Supplier Risk Management in a Volatile Shilling Economy

Currency swings, import delays, and over-reliance on single suppliers have disrupted procurement across East Africa. Resilience is built before the shock, not during it.

When the Kenyan Shilling moves sharply against the dollar, procurement teams that imported on open terms feel it immediately. Contracts priced in foreign currency suddenly cost far more in local terms, and budgets that looked comfortable are blown within a quarter.

The first line of defense is supplier diversification. Depending on a single supplier — especially a single foreign supplier — concentrates risk. A diversified panel of pre-qualified suppliers, including local alternatives where viable, gives you options when one channel becomes expensive or unreliable.

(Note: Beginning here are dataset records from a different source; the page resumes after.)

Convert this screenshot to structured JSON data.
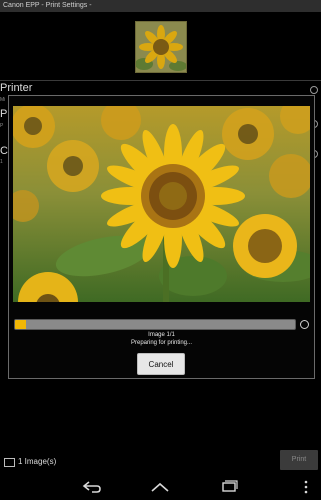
{
  "app": {
    "title": "Canon EPP  - Print Settings -"
  },
  "background": {
    "sections": [
      {
        "label": "Printer",
        "sub": "Mi"
      },
      {
        "label": "P",
        "sub": "P"
      },
      {
        "label": "C",
        "sub": "1"
      }
    ]
  },
  "dialog": {
    "image_counter": "Image 1/1",
    "status": "Preparing for printing...",
    "cancel_label": "Cancel",
    "progress": 0.04,
    "accent_color": "#f2b705"
  },
  "footer": {
    "image_count": "1 Image(s)",
    "print_label": "Print"
  },
  "navbar": {
    "icons": [
      "back-icon",
      "home-icon",
      "recent-apps-icon",
      "overflow-menu-icon"
    ]
  }
}
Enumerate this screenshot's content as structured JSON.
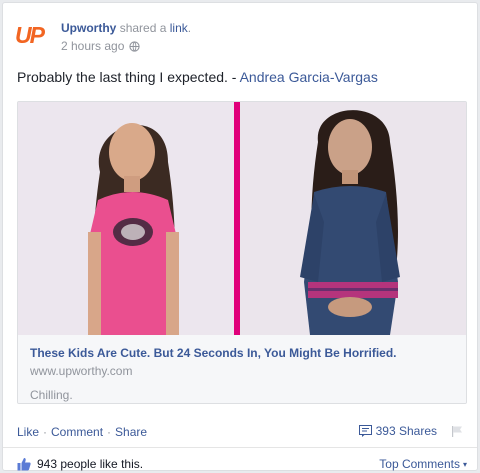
{
  "post": {
    "page_name": "Upworthy",
    "shared_text": "shared a",
    "shared_link_word": "link",
    "shared_suffix": ".",
    "timestamp": "2 hours ago",
    "logo_text": "UP",
    "message_text": "Probably the last thing I expected. - ",
    "message_author": "Andrea Garcia-Vargas"
  },
  "attachment": {
    "title": "These Kids Are Cute. But 24 Seconds In, You Might Be Horrified.",
    "domain": "www.upworthy.com",
    "description": "Chilling."
  },
  "actions": {
    "like": "Like",
    "comment": "Comment",
    "share": "Share",
    "separator": "·",
    "shares_count": "393 Shares"
  },
  "likes": {
    "text": "943 people like this.",
    "top_comments": "Top Comments",
    "caret": "▾"
  },
  "colors": {
    "brand_orange": "#f26522",
    "link_blue": "#3b5998",
    "divider_pink": "#e0007a"
  }
}
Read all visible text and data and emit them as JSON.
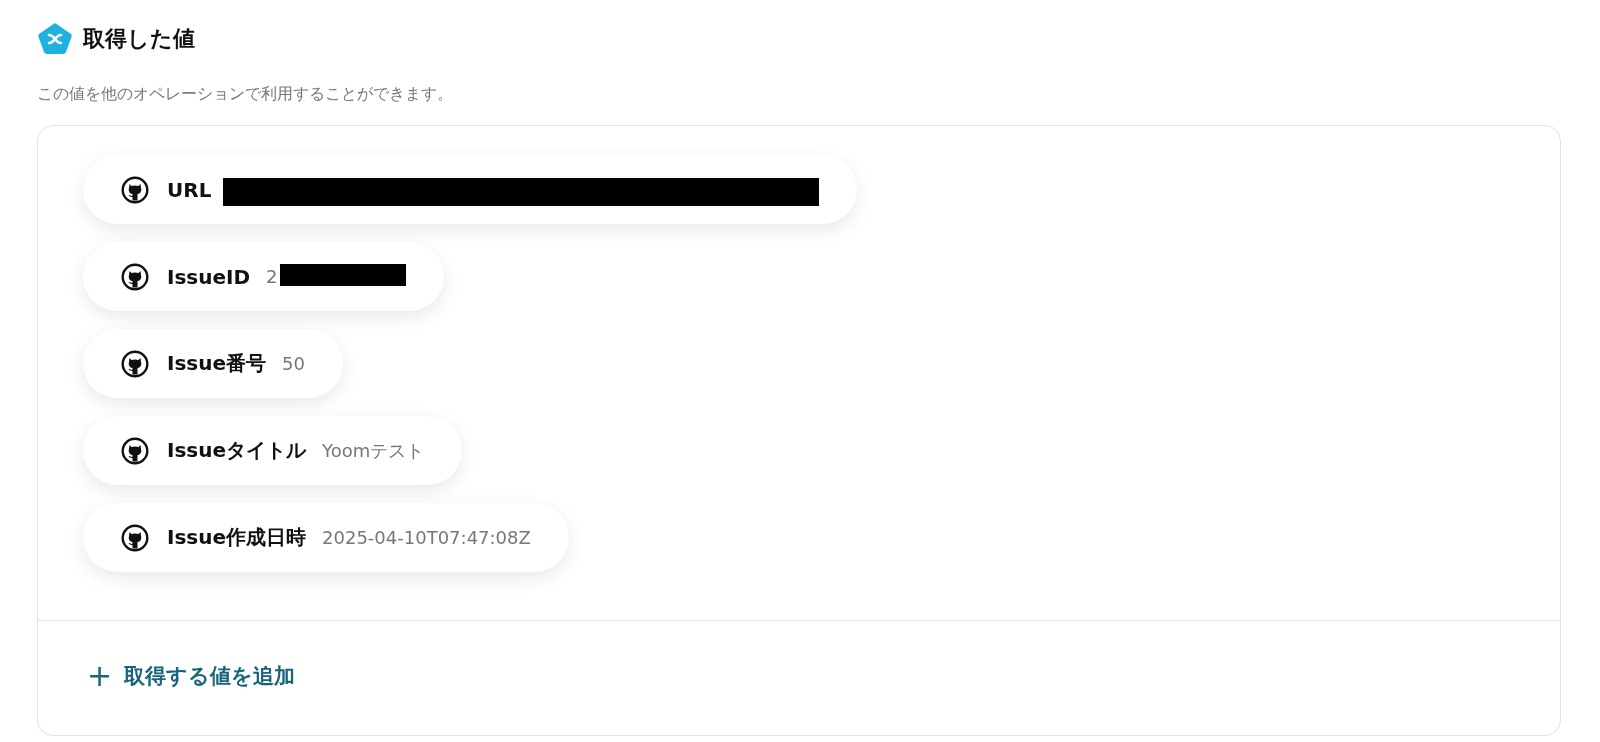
{
  "header": {
    "title": "取得した値",
    "description": "この値を他のオペレーションで利用することができます。"
  },
  "values": [
    {
      "label": "URL",
      "redacted": true
    },
    {
      "label": "IssueID",
      "value": "2",
      "redacted": true
    },
    {
      "label": "Issue番号",
      "value": "50",
      "redacted": false
    },
    {
      "label": "Issueタイトル",
      "value": "Yoomテスト",
      "redacted": false
    },
    {
      "label": "Issue作成日時",
      "value": "2025-04-10T07:47:08Z",
      "redacted": false
    }
  ],
  "add_button": {
    "icon": "+",
    "label": "取得する値を追加"
  }
}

Contract structuring matters just as much. Currency adjustment clauses, fixed-price windows, and staggered delivery schedules can all be negotiated to share or cap currency risk rather than absorbing it entirely. Many Kenyan buyers simply never ask — and suppliers are rarely volunteering.

Local supplier development is the long game. Building the capacity of Kenyan suppliers to meet your quality and volume requirements reduces import exposure structurally. It also aligns with AGPO objectives and strengthens the local economy, which increasingly matters to donors and government clients alike.

Risk management is not about predicting the next shock. It is about building a procurement function that bends instead of breaking. That is the resilience we engineer for our clients.